- Promotional poster
- Directed by: Tony Gerber, Maxim Pozdorovkin
- Starring: Viktor Bout
- Production company: Market Road Films
- Release date: January 17, 2014 (Sundance Film Festival);
- Running time: 90 minutes
- Countries: Russia, United States
- Languages: Russian, English

= The Notorious Mr. Bout =

2014 film by Tony Gerber

The Notorious Mr. Bout is a 2014 documentary film directed by Tony Gerber and Maxim Pozdorovkin. The film focuses on the life of Viktor Bout, an international arms smuggler. It premiered on January 17, 2014 at the Sundance Film Festival. It was also screened at the 2014 True/False Film Festival.
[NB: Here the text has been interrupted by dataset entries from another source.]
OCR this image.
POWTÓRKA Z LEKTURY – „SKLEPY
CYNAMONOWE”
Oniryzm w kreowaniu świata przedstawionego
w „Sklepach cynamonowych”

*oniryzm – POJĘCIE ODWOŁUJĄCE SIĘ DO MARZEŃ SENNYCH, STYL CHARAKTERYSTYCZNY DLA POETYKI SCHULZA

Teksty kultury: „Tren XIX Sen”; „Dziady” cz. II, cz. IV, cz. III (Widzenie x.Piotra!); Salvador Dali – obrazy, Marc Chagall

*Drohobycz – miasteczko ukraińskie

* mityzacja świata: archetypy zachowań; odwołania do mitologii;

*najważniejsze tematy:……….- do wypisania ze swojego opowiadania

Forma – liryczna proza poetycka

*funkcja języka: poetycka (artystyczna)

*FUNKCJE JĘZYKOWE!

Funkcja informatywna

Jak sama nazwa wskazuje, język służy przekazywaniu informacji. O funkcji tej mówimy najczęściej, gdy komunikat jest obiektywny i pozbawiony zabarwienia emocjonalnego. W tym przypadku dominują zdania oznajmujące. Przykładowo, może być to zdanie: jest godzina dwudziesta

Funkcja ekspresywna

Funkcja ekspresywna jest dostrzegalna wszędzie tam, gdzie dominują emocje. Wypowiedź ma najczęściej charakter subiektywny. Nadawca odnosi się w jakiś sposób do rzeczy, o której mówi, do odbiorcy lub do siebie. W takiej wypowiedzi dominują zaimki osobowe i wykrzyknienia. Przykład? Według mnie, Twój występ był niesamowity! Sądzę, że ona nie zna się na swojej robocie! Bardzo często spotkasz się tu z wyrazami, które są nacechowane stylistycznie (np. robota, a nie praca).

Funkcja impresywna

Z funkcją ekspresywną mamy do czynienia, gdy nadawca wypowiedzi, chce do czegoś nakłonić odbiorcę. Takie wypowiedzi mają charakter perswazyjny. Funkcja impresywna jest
The film was shown in the UK on September 29, 2014, on the BBC Four channel.

==Synopsis==
The documentary covers Bout's activities as an arms smuggler and an aviation magnate. The film also deals with Bout's hobby as an amateur filmmaker, as he had filmed some of his activities leading up to his arrest in 2008. Footage from his home videos is shown, as well as DEA surveillance material.

==Production==
Pozdorovkin showed an early interest in Bout before officially deciding to create a documentary based upon his works. He chose to focus on Bout due to his own interest in the man as well as because Bout had filmed much of his daily activities. Of the choice to focus on Bout, Pozdorovkin commented that "I was captivated by Viktor Bout for many years before he was indicted, and I had done a lot of research on the arms trade and had a lot of opinions, and he seemed like a perfect vehicle for exploring that issue and exploring a lot of misconceptions about the arms trade that people have." Pozdorovkin and Gerber received several tapes from Bout's wife Alla Bout in order to create the documentary. He pitched it at the 2012 Sheffield Doc/Fest MeetMarket.